The Democrats, on the other hand, have mostly been dominated for the last four decades by a tendency of what I'll call radical centrism, because that sound politer than the alternatives that come to mind. There has been durable opposition to the course of those decades, represented in Presidential politics by the campaigns of Jesse Jackson in the 1980s, Jerry Brown in 1992, and Bernie Sanders in 2016 and 2020. Ted Kennedy mounted a substantial primary challenge to Carter in 1980, attempting to keep the party more on the New Deal/Great Society track. Including, yes, national health insurance.

I don't want to get too caught up into the Presidential-level references. But Obama's 2008 campaign was generally perceived as a progressive work, particularly compared to his establishment Dem rival Hillary Clinton. But in his policy priorities, he quickly proved to be on board with the chronic centrism. And is still there in 2020, when he helped in the emergency operation to consolidate the donors quickly around Joe Biden. Biden's record, if it can be fairly called centrist at all, is a centrism titled toward the conservative side.

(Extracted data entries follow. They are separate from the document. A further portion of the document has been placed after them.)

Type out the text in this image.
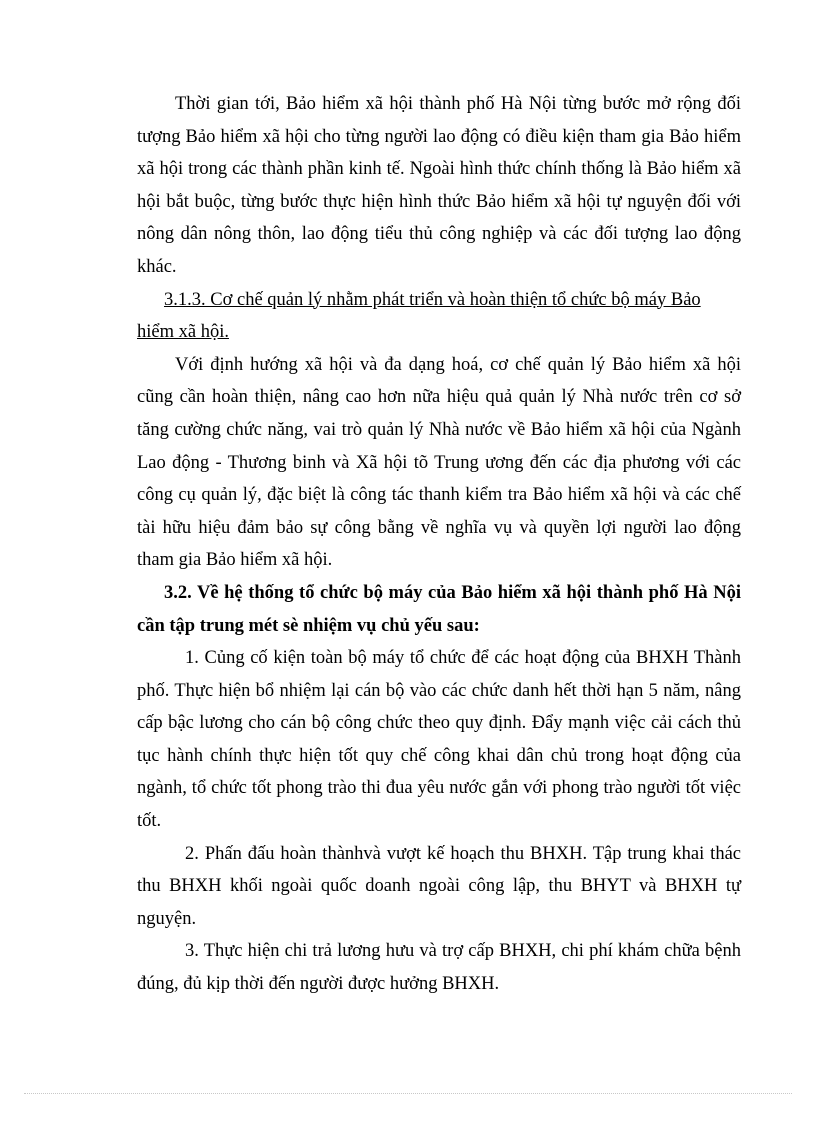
Thời gian tới, Bảo hiểm xã hội thành phố Hà Nội từng bước mở rộng đối tượng Bảo hiểm xã hội cho từng người lao động có điều kiện tham gia Bảo hiểm xã hội trong các thành phần kinh tế. Ngoài hình thức chính thống là Bảo hiểm xã hội bắt buộc, từng bước thực hiện hình thức Bảo hiểm xã hội tự nguyện đối với nông dân nông thôn, lao động tiểu thủ công nghiệp và các đối tượng lao động khác.

3.1.3. Cơ chế quản lý nhằm phát triển và hoàn thiện tổ chức bộ máy Bảo hiểm xã hội.

Với định hướng xã hội và đa dạng hoá, cơ chế quản lý Bảo hiểm xã hội cũng cần hoàn thiện, nâng cao hơn nữa hiệu quả quản lý Nhà nước trên cơ sở tăng cường chức năng, vai trò quản lý Nhà nước về Bảo hiểm xã hội của Ngành Lao động - Thương binh và Xã hội tõ Trung ương đến các địa phương với các công cụ quản lý, đặc biệt là công tác thanh kiểm tra Bảo hiểm xã hội và các chế tài hữu hiệu đảm bảo sự công bằng về nghĩa vụ và quyền lợi người lao động tham gia Bảo hiểm xã hội.

3.2. Về hệ thống tổ chức bộ máy của Bảo hiểm xã hội thành phố Hà Nội cần tập trung mét sè nhiệm vụ chủ yếu sau:

1. Củng cố kiện toàn bộ máy tổ chức để các hoạt động của BHXH Thành phố. Thực hiện bổ nhiệm lại cán bộ vào các chức danh hết thời hạn 5 năm, nâng cấp bậc lương cho cán bộ công chức theo quy định. Đẩy mạnh việc cải cách thủ tục hành chính thực hiện tốt quy chế công khai dân chủ trong hoạt động của ngành, tổ chức tốt phong trào thi đua yêu nước gắn với phong trào người tốt việc tốt.

2. Phấn đấu hoàn thànhvà vượt kế hoạch thu BHXH. Tập trung khai thác thu BHXH khối ngoài quốc doanh ngoài công lập, thu BHYT và BHXH tự nguyện.

3. Thực hiện chi trả lương hưu và trợ cấp BHXH, chi phí khám chữa bệnh đúng, đủ kịp thời đến người được hưởng BHXH.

Donor influence and the steady increase of massive amounts of money in politics, particularly since Citizens United decision in 2010, has been the most important influence in this asymmetric polarization process. But some of it is also due to the duck-and-cover style the Democrats have developed, in which they embrace Republican framing of issues and a general duck-and-cover impulse they can't shake:



A final thought on Carter's deregulation policy in 1976-80. On the whole, it was clearly a bad general direction. But the Democrats' position on deregulation at that time was not simply surrender to business lobbies. It was also one of the response to the inflation that seemed to be intractable, the idea being that establishing more price competition could restrain inflationary pressures. Even figures clearly identified at the time as being on the pro-labor left of the party, including Ted Kennedy and Fred Harris, also adopted some form of this approach.

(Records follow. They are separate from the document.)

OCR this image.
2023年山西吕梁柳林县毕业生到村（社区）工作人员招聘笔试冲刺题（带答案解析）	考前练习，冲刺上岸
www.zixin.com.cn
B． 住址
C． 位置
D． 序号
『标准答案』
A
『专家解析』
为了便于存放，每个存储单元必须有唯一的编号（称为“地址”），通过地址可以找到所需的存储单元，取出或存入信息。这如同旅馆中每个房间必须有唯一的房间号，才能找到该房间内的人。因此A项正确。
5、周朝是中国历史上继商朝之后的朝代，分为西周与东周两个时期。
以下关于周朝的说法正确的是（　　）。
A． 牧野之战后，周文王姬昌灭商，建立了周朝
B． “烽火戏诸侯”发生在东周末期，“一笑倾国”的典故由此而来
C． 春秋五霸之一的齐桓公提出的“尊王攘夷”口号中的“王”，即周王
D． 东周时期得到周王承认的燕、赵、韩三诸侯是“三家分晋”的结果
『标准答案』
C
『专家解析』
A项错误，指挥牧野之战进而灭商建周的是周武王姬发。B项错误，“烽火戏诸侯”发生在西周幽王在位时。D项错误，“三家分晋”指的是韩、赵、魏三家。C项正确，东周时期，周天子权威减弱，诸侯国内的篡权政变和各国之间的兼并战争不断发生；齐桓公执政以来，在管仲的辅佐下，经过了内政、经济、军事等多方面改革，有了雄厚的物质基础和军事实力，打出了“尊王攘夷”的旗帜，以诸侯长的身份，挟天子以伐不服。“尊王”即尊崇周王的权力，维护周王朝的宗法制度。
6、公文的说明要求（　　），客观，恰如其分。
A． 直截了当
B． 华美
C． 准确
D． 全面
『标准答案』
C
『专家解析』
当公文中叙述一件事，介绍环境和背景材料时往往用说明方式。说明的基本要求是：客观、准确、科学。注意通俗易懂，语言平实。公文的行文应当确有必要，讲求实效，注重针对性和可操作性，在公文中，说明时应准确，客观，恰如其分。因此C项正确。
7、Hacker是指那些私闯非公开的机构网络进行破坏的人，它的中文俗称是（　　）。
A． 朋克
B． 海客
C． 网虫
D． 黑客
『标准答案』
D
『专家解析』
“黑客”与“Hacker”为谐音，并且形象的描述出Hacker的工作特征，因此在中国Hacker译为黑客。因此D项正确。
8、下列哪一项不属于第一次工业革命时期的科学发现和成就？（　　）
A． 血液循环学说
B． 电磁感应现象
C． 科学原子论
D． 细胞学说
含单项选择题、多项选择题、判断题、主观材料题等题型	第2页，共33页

Jimmy Carter is also a special case, because after his Presidency, he has become a figure possibly more respected for his stances, which at times look radical in comparison to those of timid duck-and-cover Democrats. For instance, his book Our Endangered Values: America's Moral Crisis (2005) was a more searing indictment of the Cheney-Bush Administration that established Democrats in Congress could muster. He has said publicly that he voted for Bernie Sanders in 2016, although in 2020 he expressed concern that both Biden and Sanders were too old to start a Presidency.